Un « signal d’alarme »
La crise de la Covid a marqué un avertissement pour un certain nombre de domaines : écologie, économie, inégalités sociales, etc. Mais pour Gary Marcus, docteur en sciences cognitives du MIT, elle devrait aussi être un « signal d’alarme » pour l’IA. « Nous voudrions une IA capable de raisonner de manière causale, capable d’éliminer la désinformation. Nous voudrions pouvoir guider les robots afin de maintenir les humains hors de situations dangereuses, prendre soin des personnes âgées. L’IA existe depuis 60 ans et je ne pense pas qu’il soit déraisonnable de souhaiter que nous ayons déjà accompli un certain nombre de ces choses. Mais l’IA que nous avons actuellement à notre disposition s’applique à des jeux, à la transcription voire même à des aspirateurs. Elle est vraiment très loin de ce qu’on nous avait promis.»
On ne peut que rejoindre son constat, à savoir qu’une grande partie des recherches en IA a été consacrée à des technologies qui n’aident pas franchement le monde de manière significative (citons, au hasard, le sèche-cheveux intelligent, la gamelle pour chat « boostée à l’IA », mais aussi, plus sérieusement, le ciblage publicitaire).

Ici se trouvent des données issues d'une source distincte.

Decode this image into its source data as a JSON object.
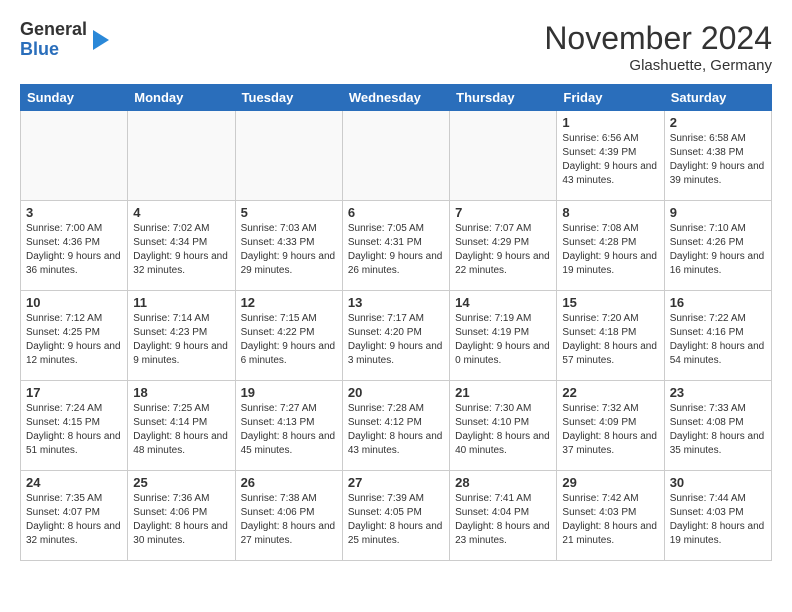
{
  "header": {
    "logo": {
      "general": "General",
      "blue": "Blue"
    },
    "title": "November 2024",
    "location": "Glashuette, Germany"
  },
  "days_of_week": [
    "Sunday",
    "Monday",
    "Tuesday",
    "Wednesday",
    "Thursday",
    "Friday",
    "Saturday"
  ],
  "weeks": [
    [
      {
        "day": "",
        "info": ""
      },
      {
        "day": "",
        "info": ""
      },
      {
        "day": "",
        "info": ""
      },
      {
        "day": "",
        "info": ""
      },
      {
        "day": "",
        "info": ""
      },
      {
        "day": "1",
        "info": "Sunrise: 6:56 AM\nSunset: 4:39 PM\nDaylight: 9 hours and 43 minutes."
      },
      {
        "day": "2",
        "info": "Sunrise: 6:58 AM\nSunset: 4:38 PM\nDaylight: 9 hours and 39 minutes."
      }
    ],
    [
      {
        "day": "3",
        "info": "Sunrise: 7:00 AM\nSunset: 4:36 PM\nDaylight: 9 hours and 36 minutes."
      },
      {
        "day": "4",
        "info": "Sunrise: 7:02 AM\nSunset: 4:34 PM\nDaylight: 9 hours and 32 minutes."
      },
      {
        "day": "5",
        "info": "Sunrise: 7:03 AM\nSunset: 4:33 PM\nDaylight: 9 hours and 29 minutes."
      },
      {
        "day": "6",
        "info": "Sunrise: 7:05 AM\nSunset: 4:31 PM\nDaylight: 9 hours and 26 minutes."
      },
      {
        "day": "7",
        "info": "Sunrise: 7:07 AM\nSunset: 4:29 PM\nDaylight: 9 hours and 22 minutes."
      },
      {
        "day": "8",
        "info": "Sunrise: 7:08 AM\nSunset: 4:28 PM\nDaylight: 9 hours and 19 minutes."
      },
      {
        "day": "9",
        "info": "Sunrise: 7:10 AM\nSunset: 4:26 PM\nDaylight: 9 hours and 16 minutes."
      }
    ],
    [
      {
        "day": "10",
        "info": "Sunrise: 7:12 AM\nSunset: 4:25 PM\nDaylight: 9 hours and 12 minutes."
      },
      {
        "day": "11",
        "info": "Sunrise: 7:14 AM\nSunset: 4:23 PM\nDaylight: 9 hours and 9 minutes."
      },
      {
        "day": "12",
        "info": "Sunrise: 7:15 AM\nSunset: 4:22 PM\nDaylight: 9 hours and 6 minutes."
      },
      {
        "day": "13",
        "info": "Sunrise: 7:17 AM\nSunset: 4:20 PM\nDaylight: 9 hours and 3 minutes."
      },
      {
        "day": "14",
        "info": "Sunrise: 7:19 AM\nSunset: 4:19 PM\nDaylight: 9 hours and 0 minutes."
      },
      {
        "day": "15",
        "info": "Sunrise: 7:20 AM\nSunset: 4:18 PM\nDaylight: 8 hours and 57 minutes."
      },
      {
        "day": "16",
        "info": "Sunrise: 7:22 AM\nSunset: 4:16 PM\nDaylight: 8 hours and 54 minutes."
      }
    ],
    [
      {
        "day": "17",
        "info": "Sunrise: 7:24 AM\nSunset: 4:15 PM\nDaylight: 8 hours and 51 minutes."
      },
      {
        "day": "18",
        "info": "Sunrise: 7:25 AM\nSunset: 4:14 PM\nDaylight: 8 hours and 48 minutes."
      },
      {
        "day": "19",
        "info": "Sunrise: 7:27 AM\nSunset: 4:13 PM\nDaylight: 8 hours and 45 minutes."
      },
      {
        "day": "20",
        "info": "Sunrise: 7:28 AM\nSunset: 4:12 PM\nDaylight: 8 hours and 43 minutes."
      },
      {
        "day": "21",
        "info": "Sunrise: 7:30 AM\nSunset: 4:10 PM\nDaylight: 8 hours and 40 minutes."
      },
      {
        "day": "22",
        "info": "Sunrise: 7:32 AM\nSunset: 4:09 PM\nDaylight: 8 hours and 37 minutes."
      },
      {
        "day": "23",
        "info": "Sunrise: 7:33 AM\nSunset: 4:08 PM\nDaylight: 8 hours and 35 minutes."
      }
    ],
    [
      {
        "day": "24",
        "info": "Sunrise: 7:35 AM\nSunset: 4:07 PM\nDaylight: 8 hours and 32 minutes."
      },
      {
        "day": "25",
        "info": "Sunrise: 7:36 AM\nSunset: 4:06 PM\nDaylight: 8 hours and 30 minutes."
      },
      {
        "day": "26",
        "info": "Sunrise: 7:38 AM\nSunset: 4:06 PM\nDaylight: 8 hours and 27 minutes."
      },
      {
        "day": "27",
        "info": "Sunrise: 7:39 AM\nSunset: 4:05 PM\nDaylight: 8 hours and 25 minutes."
      },
      {
        "day": "28",
        "info": "Sunrise: 7:41 AM\nSunset: 4:04 PM\nDaylight: 8 hours and 23 minutes."
      },
      {
        "day": "29",
        "info": "Sunrise: 7:42 AM\nSunset: 4:03 PM\nDaylight: 8 hours and 21 minutes."
      },
      {
        "day": "30",
        "info": "Sunrise: 7:44 AM\nSunset: 4:03 PM\nDaylight: 8 hours and 19 minutes."
      }
    ]
  ]
}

Il y a près de 10 ans, un des premiers employés de Facebook, responsable du département « data » de l’entreprise avait cette phrase, restée célèbre depuis « The best minds of my generation are thinking about how to make people click ads » («Les meilleurs esprits de ma génération réfléchissent à la manière de faire cliquer les gens sur les annonces »). Aujourd’hui 10 ans plus tard, l’épiphanie de ce jeune ingénieur, Jeff Hammerbacher, reste d’actualité : les esprits les plus brillants de notre génération travaillent toujours à nous faire cliquer sur des pubs, et une grande partie de la recherche en IA menée par les géants du numérique s’oriente vers cet objectif. Il y a bel et bien un gouffre entre promesses et réalité.
Aujourd’hui le discours simplificateur selon lequel l’IA pourrait « remplacer les médecins » paraît terriblement présomptueux au vu des images d’hôpitaux débordés et du dévouement du personnel soignant. Plus largement, quelle que soit la meilleure voie à suivre, la leçon d’humilité donnée par la pandémie devrait servir à motiver les chercheurs en IA à repenser les problèmes qu’ils et elles essaient de résoudre. La crise sanitaire est un avertissement, une inspiration pour mettre fin aux promesses en carton et aux applications inutiles voire néfastes à la société, afin de faire de l’IA un outil qui peut vraiment faire une différence. Le monde évolue à toute vitesse et il est temps que l’orientation des recherches en IA change tout autant.